Parties are overwhelming, and I get lost in groups too big at a time. I just want to spend time with people in different contexts and experience far more frequent physical contact and intimacy. Like, my dream is for someone to notice that I’m suffering and reach out, or for someone to call me up out of the blue to hang out. Neither things I’ve experienced before. Because I have a hard time letting my guard down, and because no one’s ever noticed that I’m not as fine alone as it looks, I can’t stop feeling this bubble around me. I don’t like it. I’m filled with so much affection that I short circuit, and I need to have an outlet for that. More than one. I just…it’s off-putting, isn’t it? It could be. I have no way of knowing if I’m at a point where I can start calling people cute and flirt with them all the time and be physically affectionate and stuff, especially with it being clear that I’m not looking for a monogamous romantic relationship. I don’t even have a way of knowing if it’s ok to tell someone how amazing Godzilla is, or why Kodama Naoko is such a genius, or how the modern superhero is a muzzled, institutionalized shade of their former self.

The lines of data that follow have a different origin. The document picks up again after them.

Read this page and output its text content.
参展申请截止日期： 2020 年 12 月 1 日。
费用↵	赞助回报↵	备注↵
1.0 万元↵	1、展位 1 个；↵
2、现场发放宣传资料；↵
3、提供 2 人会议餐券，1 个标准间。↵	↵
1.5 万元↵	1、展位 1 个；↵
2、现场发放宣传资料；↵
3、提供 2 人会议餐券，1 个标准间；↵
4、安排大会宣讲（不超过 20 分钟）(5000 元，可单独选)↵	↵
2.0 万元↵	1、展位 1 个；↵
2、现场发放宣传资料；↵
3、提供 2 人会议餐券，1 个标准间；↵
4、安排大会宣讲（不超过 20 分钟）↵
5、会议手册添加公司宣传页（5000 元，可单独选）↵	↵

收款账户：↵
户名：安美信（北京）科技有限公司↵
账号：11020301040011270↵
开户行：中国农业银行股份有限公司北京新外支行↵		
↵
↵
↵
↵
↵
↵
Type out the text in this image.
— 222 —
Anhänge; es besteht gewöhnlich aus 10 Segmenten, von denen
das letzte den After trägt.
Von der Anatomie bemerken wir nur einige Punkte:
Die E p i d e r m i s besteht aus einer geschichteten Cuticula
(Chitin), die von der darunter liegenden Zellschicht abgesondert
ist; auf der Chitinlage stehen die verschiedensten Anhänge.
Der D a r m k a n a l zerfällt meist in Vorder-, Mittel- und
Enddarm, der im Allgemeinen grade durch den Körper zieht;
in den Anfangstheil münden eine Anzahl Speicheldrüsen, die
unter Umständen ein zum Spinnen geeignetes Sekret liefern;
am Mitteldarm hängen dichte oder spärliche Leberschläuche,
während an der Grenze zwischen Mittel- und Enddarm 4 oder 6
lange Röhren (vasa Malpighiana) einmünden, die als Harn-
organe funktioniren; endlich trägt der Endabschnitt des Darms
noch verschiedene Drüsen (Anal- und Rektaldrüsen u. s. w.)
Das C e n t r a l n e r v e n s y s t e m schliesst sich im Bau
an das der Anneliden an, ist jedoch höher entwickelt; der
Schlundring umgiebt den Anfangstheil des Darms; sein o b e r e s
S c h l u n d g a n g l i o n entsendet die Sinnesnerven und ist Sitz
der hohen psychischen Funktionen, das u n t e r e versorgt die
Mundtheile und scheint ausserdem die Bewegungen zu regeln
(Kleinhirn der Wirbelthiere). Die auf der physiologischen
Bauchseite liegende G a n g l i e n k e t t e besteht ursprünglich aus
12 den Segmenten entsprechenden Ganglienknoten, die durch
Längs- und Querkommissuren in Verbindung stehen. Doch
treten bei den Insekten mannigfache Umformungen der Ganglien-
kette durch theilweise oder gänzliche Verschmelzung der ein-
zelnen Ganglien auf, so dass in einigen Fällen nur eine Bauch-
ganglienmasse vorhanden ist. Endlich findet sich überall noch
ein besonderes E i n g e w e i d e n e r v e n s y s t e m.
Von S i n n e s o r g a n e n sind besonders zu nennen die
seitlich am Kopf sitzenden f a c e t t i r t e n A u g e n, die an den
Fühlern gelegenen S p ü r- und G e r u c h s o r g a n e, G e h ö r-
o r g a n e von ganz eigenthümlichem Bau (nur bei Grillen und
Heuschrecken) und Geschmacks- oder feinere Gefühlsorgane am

Like, normal opinions about stuff I like, that it seems like most people aren’t into. Friendship is this wonderful, vast ocean, and I’m stuck on it with no map or compass, deathly afraid that I’ll be capsizing other vessels instead of picking up shipmates because I also don’t know semaphore, or whatever system sailors use to communicate with passing ships. That flashing light thing. Metaphors. I mean, I probably know more about reading semaphore and that light thing than I think. I need to trust my own instincts. Maybe if I do, I’ll find that I can communicate better than I think, too.